An Aussie Wedding

When we first moved to Australia, we were immediately adopted my mother's long time Australian friend and therefore her family.  They took me in for a couple months when I first arrived and helped me get used to driving on the other side of the road, the Aussie accent, and various other intricacies of learning to live in another country.  Since then they have included us in family events and Christmas lunch every year, and we have come to consider them our Aussie family.  Growing up, my extended family would always end up adopting in-laws, exchange students, and various distant relatives to the point where they became the family that I always considered part of certain holiday traditions.  Being on the other side of the fence now, I really appreciate how nice it is to be included in such an extended family. 
The matriarch and patriarch of our Aussie family
Last weekend the youngest from our Aussie family got married and we were honored to be there to celebrate with them.  It was cute to see how giddy and excited the bride and groom were, but it was also really interesting to see how Aussie weddings differ from American weddings.   

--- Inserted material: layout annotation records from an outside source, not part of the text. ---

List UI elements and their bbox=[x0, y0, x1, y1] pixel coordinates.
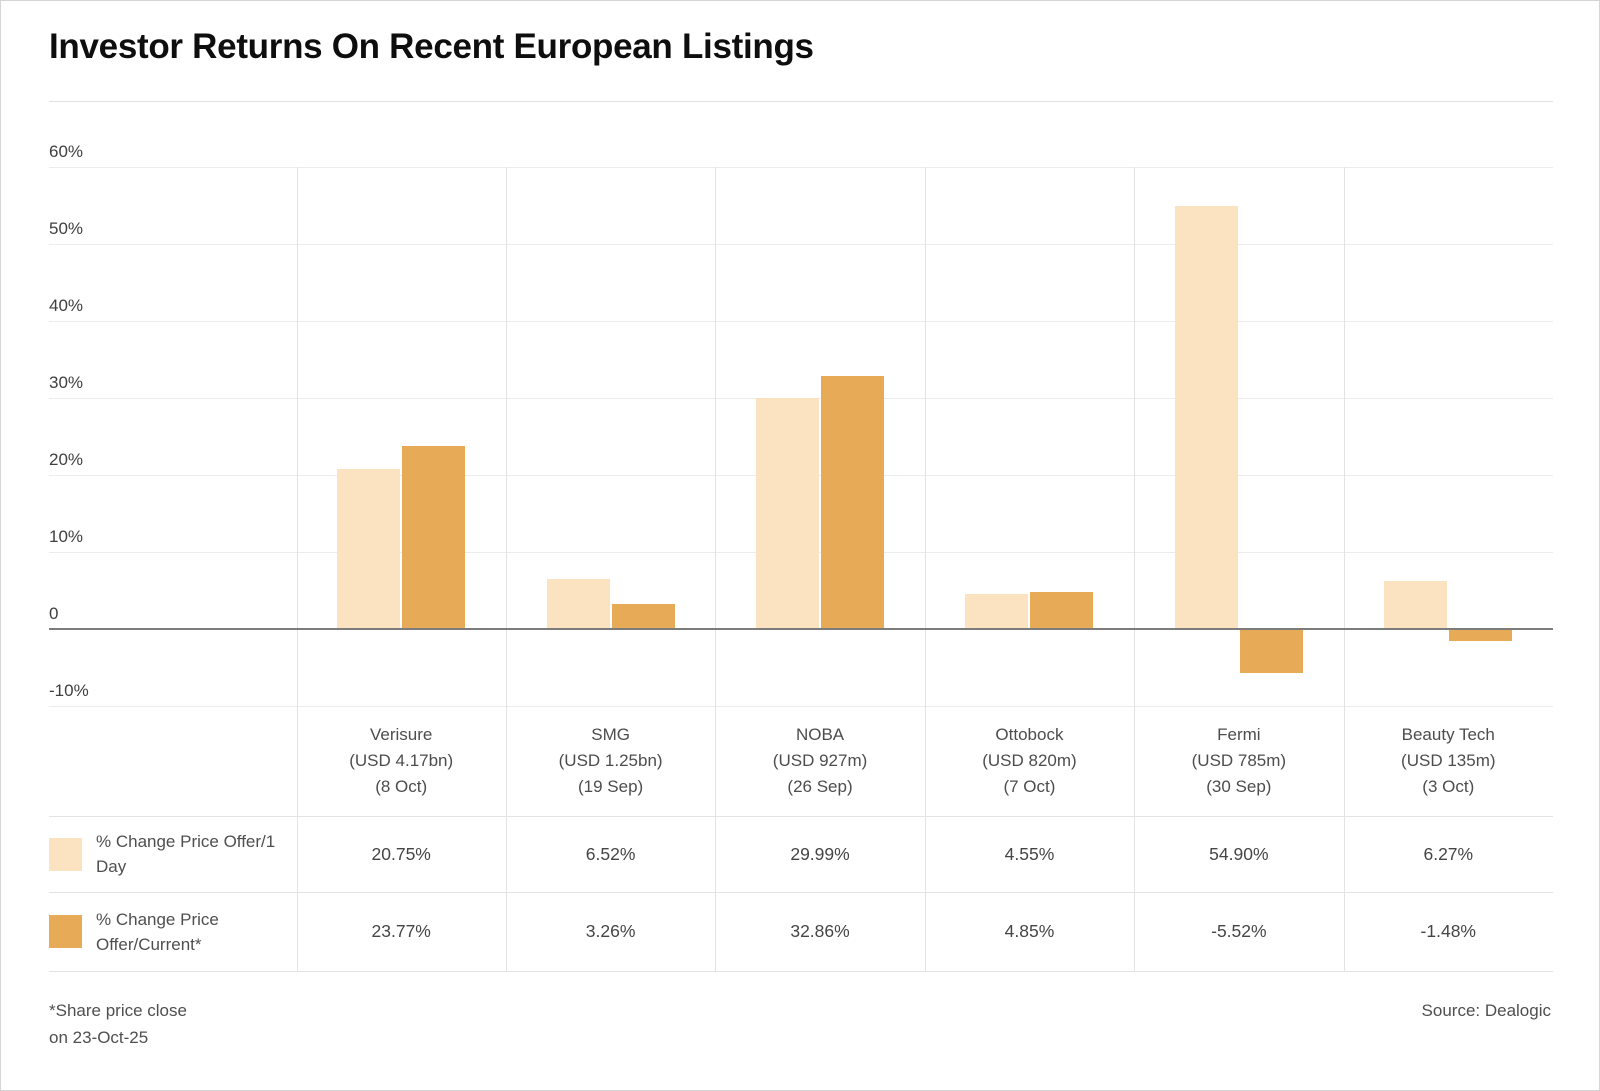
y-tick-label-10%: 10% bbox=[49, 527, 84, 546]
category-label-line: (3 Oct) bbox=[1422, 777, 1475, 796]
bar-offer-current-verisure bbox=[402, 445, 466, 629]
category-label-line: (USD 135m) bbox=[1401, 751, 1496, 770]
value-cell-offer-1-day-smg: 6.52% bbox=[585, 843, 636, 864]
category-label-beauty-tech: Beauty Tech (USD 135m) (3 Oct) bbox=[1344, 706, 1553, 816]
bar-offer-current-smg bbox=[611, 603, 675, 629]
legend-swatch-offer-current bbox=[49, 915, 82, 948]
bar-offer-current-fermi bbox=[1239, 630, 1303, 673]
bar-offer-1-day-verisure bbox=[337, 469, 401, 629]
footnote-line-2: on 23-Oct-25 bbox=[49, 1028, 149, 1047]
category-label-line: (8 Oct) bbox=[375, 777, 428, 796]
legend-label-offer-1-day: % Change Price Offer/1 Day bbox=[96, 832, 276, 876]
category-label-line: (19 Sep) bbox=[578, 777, 644, 796]
bar-offer-current-ottobock bbox=[1030, 591, 1094, 629]
value-cell-offer-current-noba: 32.86% bbox=[790, 921, 850, 941]
legend-label-offer-current: % Change Price Offer/Current* bbox=[96, 909, 219, 954]
column-separator bbox=[296, 167, 298, 971]
bar-offer-1-day-smg bbox=[546, 578, 610, 629]
legend-row-offer-1-day: % Change Price Offer/1 Day bbox=[49, 816, 295, 892]
y-tick-label-20%: 20% bbox=[49, 450, 84, 469]
table-row-border bbox=[49, 816, 1553, 817]
value-cell-offer-current-smg: 3.26% bbox=[585, 921, 636, 941]
value-cell-offer-current-verisure: 23.77% bbox=[371, 921, 431, 941]
category-label-line: (USD 1.25bn) bbox=[558, 751, 663, 770]
zero-axis-line bbox=[49, 628, 1553, 630]
gridline--10% bbox=[49, 706, 1553, 707]
category-label-line: NOBA bbox=[795, 725, 845, 744]
gridline-50% bbox=[49, 244, 1553, 245]
bar-offer-current-noba bbox=[821, 375, 885, 629]
y-tick-label--10%: -10% bbox=[49, 681, 89, 700]
gridline-40% bbox=[49, 321, 1553, 322]
y-tick-label-30%: 30% bbox=[49, 373, 84, 392]
category-label-ottobock: Ottobock (USD 820m) (7 Oct) bbox=[925, 706, 1134, 816]
value-cell-offer-1-day-ottobock: 4.55% bbox=[1004, 843, 1055, 864]
category-label-line: Ottobock bbox=[995, 725, 1064, 744]
bar-offer-1-day-fermi bbox=[1174, 206, 1238, 629]
value-cell-offer-current-beauty-tech: -1.48% bbox=[1420, 921, 1476, 941]
chart-title: Investor Returns On Recent European List… bbox=[49, 27, 814, 66]
table-row-border bbox=[49, 971, 1553, 972]
title-divider bbox=[49, 101, 1553, 102]
bar-offer-current-beauty-tech bbox=[1449, 630, 1513, 642]
category-label-line: Beauty Tech bbox=[1401, 725, 1495, 744]
footnote-line-1: *Share price close bbox=[49, 1001, 187, 1020]
column-separator bbox=[1343, 167, 1345, 971]
category-label-noba: NOBA (USD 927m) (26 Sep) bbox=[715, 706, 924, 816]
category-label-line: (26 Sep) bbox=[787, 777, 853, 796]
y-tick-label-50%: 50% bbox=[49, 219, 84, 238]
category-label-line: (USD 785m) bbox=[1191, 751, 1287, 770]
y-tick-label-60%: 60% bbox=[49, 142, 84, 161]
category-label-verisure: Verisure (USD 4.17bn) (8 Oct) bbox=[297, 706, 506, 816]
table-row-border bbox=[49, 892, 1553, 893]
value-cell-offer-1-day-noba: 29.99% bbox=[790, 843, 850, 864]
column-separator bbox=[505, 167, 507, 971]
column-separator bbox=[1134, 167, 1136, 971]
value-cell-offer-current-fermi: -5.52% bbox=[1211, 921, 1267, 941]
y-tick-label-0: 0 bbox=[49, 604, 59, 623]
category-label-line: (7 Oct) bbox=[1003, 777, 1056, 796]
category-label-smg: SMG (USD 1.25bn) (19 Sep) bbox=[506, 706, 715, 816]
bar-offer-1-day-noba bbox=[756, 398, 820, 629]
value-cell-offer-1-day-fermi: 54.90% bbox=[1209, 843, 1269, 864]
bar-offer-1-day-ottobock bbox=[965, 593, 1029, 629]
source-credit: Source: Dealogic bbox=[1421, 1001, 1551, 1020]
category-label-line: (USD 927m) bbox=[772, 751, 868, 770]
category-label-line: SMG bbox=[591, 725, 630, 744]
category-label-line: Fermi bbox=[1217, 725, 1261, 744]
bar-offer-1-day-beauty-tech bbox=[1384, 580, 1448, 629]
value-cell-offer-1-day-verisure: 20.75% bbox=[371, 843, 431, 864]
footnote: *Share price close on 23-Oct-25 bbox=[49, 997, 187, 1051]
category-label-line: (USD 4.17bn) bbox=[349, 751, 454, 770]
y-tick-label-40%: 40% bbox=[49, 296, 84, 315]
category-label-line: (30 Sep) bbox=[1206, 777, 1272, 796]
gridline-60% bbox=[49, 167, 1553, 168]
value-cell-offer-1-day-beauty-tech: 6.27% bbox=[1423, 843, 1474, 864]
category-label-fermi: Fermi (USD 785m) (30 Sep) bbox=[1134, 706, 1343, 816]
category-label-line: Verisure bbox=[370, 725, 433, 744]
value-cell-offer-current-ottobock: 4.85% bbox=[1004, 921, 1055, 941]
column-separator bbox=[715, 167, 717, 971]
category-label-line: (USD 820m) bbox=[982, 751, 1077, 770]
legend-row-offer-current: % Change Price Offer/Current* bbox=[49, 892, 295, 971]
column-separator bbox=[924, 167, 926, 971]
legend-swatch-offer-1-day bbox=[49, 837, 82, 871]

To start, I brought their present over a couple weeks early.  In the US, it's considered proper etiquette to send a gift purchased from the gift registry in advance so the couple doesn't have to deal with the logistics of how to get them home on an already crazy day.  When I handed them the present, they said, "But we thought you were going to the wedding?"  Three times three different family members said this, and then it dawned on me that things might be a bit different here.  I explained how it was different in the States and we were all a bit confused. 

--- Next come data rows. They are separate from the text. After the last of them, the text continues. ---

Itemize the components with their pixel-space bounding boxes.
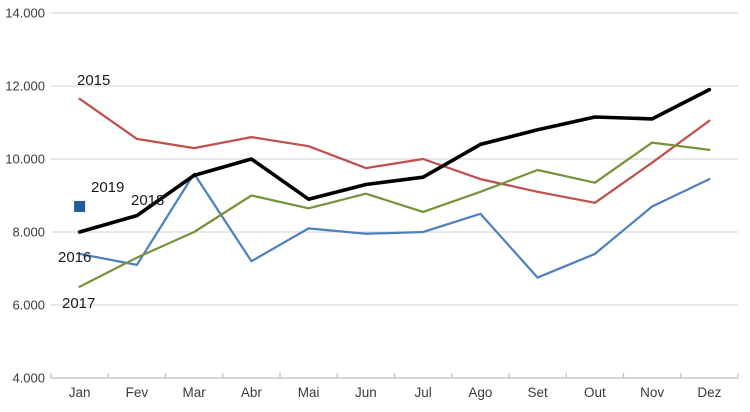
series-label-2015: 2015 [77, 72, 110, 89]
x-axis-tick-label: Abr [241, 385, 263, 400]
y-axis-tick-label: 12.000 [5, 79, 45, 94]
gridlines [51, 12, 738, 306]
x-axis [50, 373, 739, 379]
series-line-2016 [78, 172, 711, 279]
x-axis-tick-label: Mar [183, 385, 207, 400]
y-axis-labels: 4.000 6.000 8.000 10.000 12.000 14.000 [5, 6, 45, 386]
series-marker-2019 [74, 200, 86, 212]
series-line-2015 [78, 97, 711, 204]
series-line-2017 [78, 141, 711, 288]
x-axis-tick-label: Dez [697, 385, 721, 400]
series-label-2019: 2019 [91, 179, 124, 196]
y-axis-tick-label: 4.000 [12, 371, 45, 386]
series-line-2018 [77, 87, 712, 234]
x-axis-tick-label: Jan [69, 385, 91, 400]
x-axis-tick-label: Out [584, 385, 606, 400]
x-axis-tick-label: Fev [126, 385, 149, 400]
x-axis-tick-label: Mai [298, 385, 320, 400]
series-labels: 2015 2016 2017 2018 2019 [58, 72, 164, 312]
y-axis-tick-label: 14.000 [5, 6, 45, 21]
y-axis-tick-label: 8.000 [12, 225, 45, 240]
y-axis-tick-label: 6.000 [12, 298, 45, 313]
x-axis-tick-label: Nov [640, 385, 664, 400]
x-axis-tick-label: Ago [468, 385, 492, 400]
series-label-2016: 2016 [58, 249, 91, 266]
series-label-2017: 2017 [62, 295, 95, 312]
series-group [74, 87, 712, 288]
x-axis-labels: Jan Fev Mar Abr Mai Jun Jul Ago Set Out Nov Dez [69, 385, 722, 400]
x-axis-tick-label: Set [527, 385, 548, 400]
series-label-2018: 2018 [131, 192, 164, 209]
y-axis-tick-label: 10.000 [5, 152, 45, 167]
x-axis-tick-label: Jul [414, 385, 431, 400]
x-axis-tick-label: Jun [355, 385, 377, 400]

The ceremony was held in a beautiful park near the Melbourne CBD.  The celebrant announced that the wedding was about to get under way and introduced the paige boys.  Well that was a term we hadn't heard before - apparently that's what they call ring bearers here.   

The paige boys (nephews)
 The rest of the ceremony was basically what we were used to, with the father walking the bride down the aisle, the vows, and the signing the marriage certificate. 

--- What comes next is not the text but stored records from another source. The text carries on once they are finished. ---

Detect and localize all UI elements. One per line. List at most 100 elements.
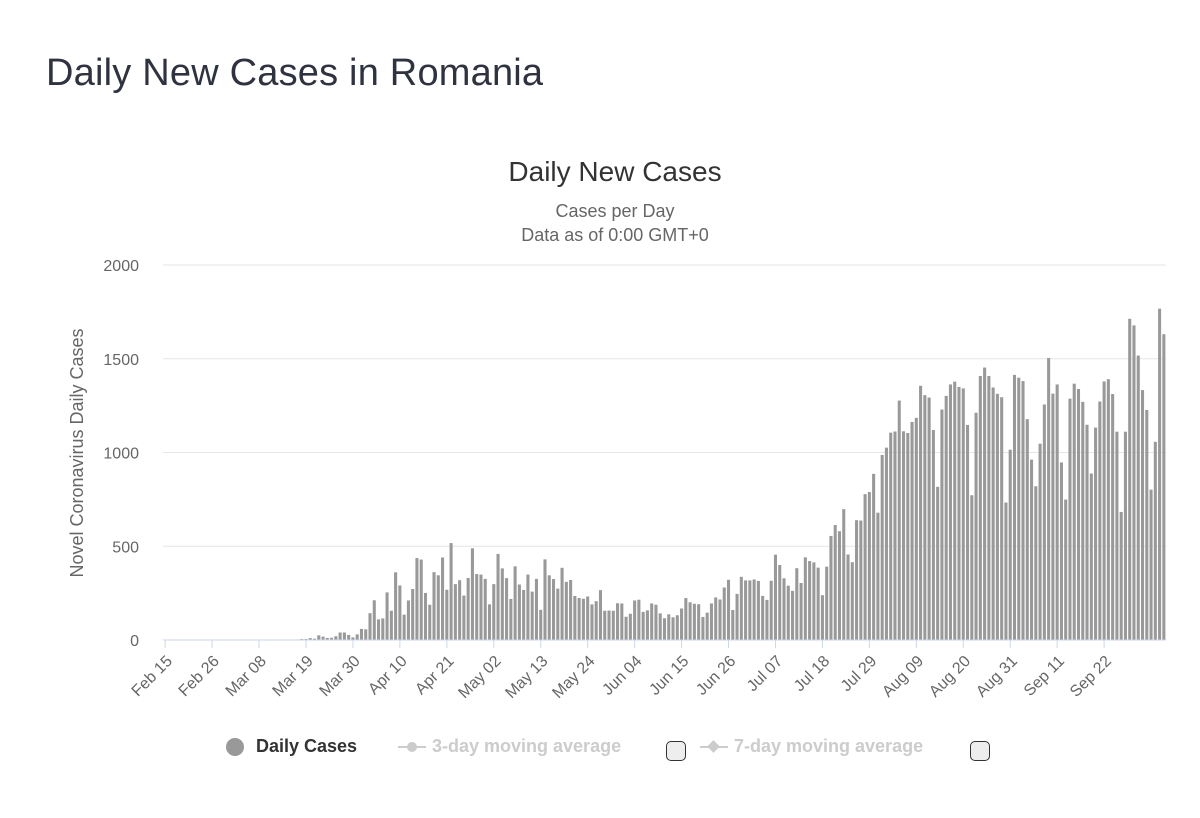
bar[interactable]: [705, 612, 709, 641]
bar[interactable]: [347, 634, 351, 640]
bar[interactable]: [1051, 393, 1055, 641]
legend-item-7-day-average[interactable]: 7-day moving average: [700, 736, 923, 757]
bar[interactable]: [1132, 325, 1136, 641]
bar[interactable]: [961, 388, 965, 641]
bar[interactable]: [633, 600, 637, 640]
bar[interactable]: [752, 579, 756, 640]
bar[interactable]: [726, 579, 731, 640]
bar[interactable]: [449, 543, 453, 640]
bar[interactable]: [867, 492, 871, 640]
bar[interactable]: [893, 431, 897, 641]
bar[interactable]: [688, 602, 692, 640]
bar[interactable]: [594, 601, 598, 640]
bar[interactable]: [1115, 431, 1119, 640]
bar[interactable]: [1123, 431, 1127, 640]
bar[interactable]: [351, 637, 355, 641]
bar[interactable]: [974, 412, 978, 640]
bar[interactable]: [419, 559, 423, 640]
bar[interactable]: [855, 520, 859, 640]
bar[interactable]: [782, 578, 786, 640]
bar[interactable]: [441, 557, 445, 641]
bar[interactable]: [1042, 404, 1046, 641]
bar[interactable]: [1076, 388, 1081, 640]
bar[interactable]: [816, 567, 820, 641]
bar[interactable]: [586, 596, 590, 641]
bar[interactable]: [953, 381, 957, 641]
bar[interactable]: [744, 580, 748, 641]
bar[interactable]: [872, 473, 876, 641]
bar[interactable]: [731, 610, 735, 640]
bar[interactable]: [1012, 374, 1017, 641]
bar[interactable]: [556, 588, 560, 641]
bar[interactable]: [487, 604, 492, 641]
bar[interactable]: [620, 603, 624, 640]
bar[interactable]: [355, 634, 359, 641]
bar[interactable]: [1102, 381, 1106, 640]
bar[interactable]: [432, 572, 436, 641]
bar[interactable]: [765, 599, 769, 641]
bar[interactable]: [978, 376, 982, 640]
bar[interactable]: [1072, 383, 1076, 640]
bar[interactable]: [573, 595, 577, 640]
bar[interactable]: [560, 567, 564, 640]
bar[interactable]: [359, 628, 363, 640]
bar[interactable]: [957, 386, 961, 641]
bar[interactable]: [697, 604, 701, 640]
bar[interactable]: [948, 384, 952, 640]
bar[interactable]: [786, 585, 790, 641]
bar[interactable]: [603, 610, 607, 640]
bar[interactable]: [1136, 355, 1140, 640]
bar[interactable]: [1128, 318, 1132, 640]
bar[interactable]: [509, 598, 513, 640]
bar[interactable]: [1119, 511, 1123, 640]
bar[interactable]: [680, 608, 684, 641]
bar[interactable]: [381, 618, 385, 640]
bar[interactable]: [1025, 419, 1029, 641]
bar[interactable]: [863, 494, 867, 641]
bar[interactable]: [820, 595, 824, 640]
bar[interactable]: [526, 574, 530, 640]
bar[interactable]: [1149, 489, 1153, 641]
bar[interactable]: [966, 424, 970, 640]
bar[interactable]: [995, 393, 999, 640]
bar[interactable]: [1111, 394, 1115, 640]
bar[interactable]: [1106, 379, 1110, 640]
bar[interactable]: [564, 581, 568, 641]
bar[interactable]: [321, 636, 325, 641]
bar[interactable]: [773, 554, 777, 640]
bar[interactable]: [611, 610, 615, 640]
bar[interactable]: [692, 603, 696, 640]
bar[interactable]: [423, 592, 428, 640]
bar[interactable]: [598, 590, 603, 641]
bar[interactable]: [616, 603, 620, 640]
bar[interactable]: [1064, 499, 1068, 640]
bar[interactable]: [330, 637, 334, 640]
bar[interactable]: [1153, 441, 1157, 640]
bar[interactable]: [1004, 502, 1008, 640]
bar[interactable]: [1030, 459, 1034, 641]
bar[interactable]: [739, 576, 743, 640]
bar[interactable]: [791, 590, 795, 641]
bar[interactable]: [983, 367, 987, 640]
bar[interactable]: [837, 531, 842, 640]
bar[interactable]: [718, 599, 722, 641]
bar[interactable]: [901, 431, 906, 640]
bar[interactable]: [534, 578, 538, 641]
bar[interactable]: [897, 400, 901, 640]
bar[interactable]: [769, 580, 773, 640]
bar[interactable]: [761, 595, 765, 640]
bar[interactable]: [624, 616, 628, 640]
bar[interactable]: [607, 610, 611, 640]
bar[interactable]: [402, 614, 406, 640]
bar[interactable]: [479, 574, 483, 640]
bar[interactable]: [1000, 397, 1004, 640]
bar[interactable]: [709, 603, 713, 640]
bar[interactable]: [475, 574, 479, 640]
bar[interactable]: [364, 629, 368, 640]
bar[interactable]: [1158, 308, 1162, 640]
bar[interactable]: [377, 619, 381, 641]
bar[interactable]: [722, 587, 726, 641]
bar[interactable]: [368, 613, 372, 640]
bar[interactable]: [923, 395, 927, 641]
bar[interactable]: [317, 635, 321, 640]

The father and the beautiful bride
The wedding ceremony with the city as the backdrop
The happy newlyweds
The reception was held in the Docklands, a newer area in Melbourne overlooking the bay.  Before the bridal party arrived, two friends introduced themselves as the MCs for the evening.  Usually in Australia the couple asks good friends to serve as speakers for the evening, where as we were used to the DJ doing this.  The first dances and cutting the cake were the same, but the bride and groom played a fun game where they sat back to back and took turns raising a shoe based on answers to cheeky questions.  I also really enjoyed the photo booth, this is something done on both sides of the pond now but back in my day we put disposable cameras on the tables to capture goofy guest pictures.  I was also interested to see if people brought presents to the reception, but was confused to realize that I didn't see presents anywhere.  Was that not done here?  It took me towards the end of the night until I spotted a suitcase filled with cards.  Apparently here it's normal to have what's called a wishing well where people give cards/money to the couple instead of presents. 
Picture time
Cheers little ears!
Photo booth fun
It was fun not only to share in such a memorable day for them, but also to experience the cultural variances in such a tradition.  It was quite unexpected considering the cultures are, at first glance, rather similar.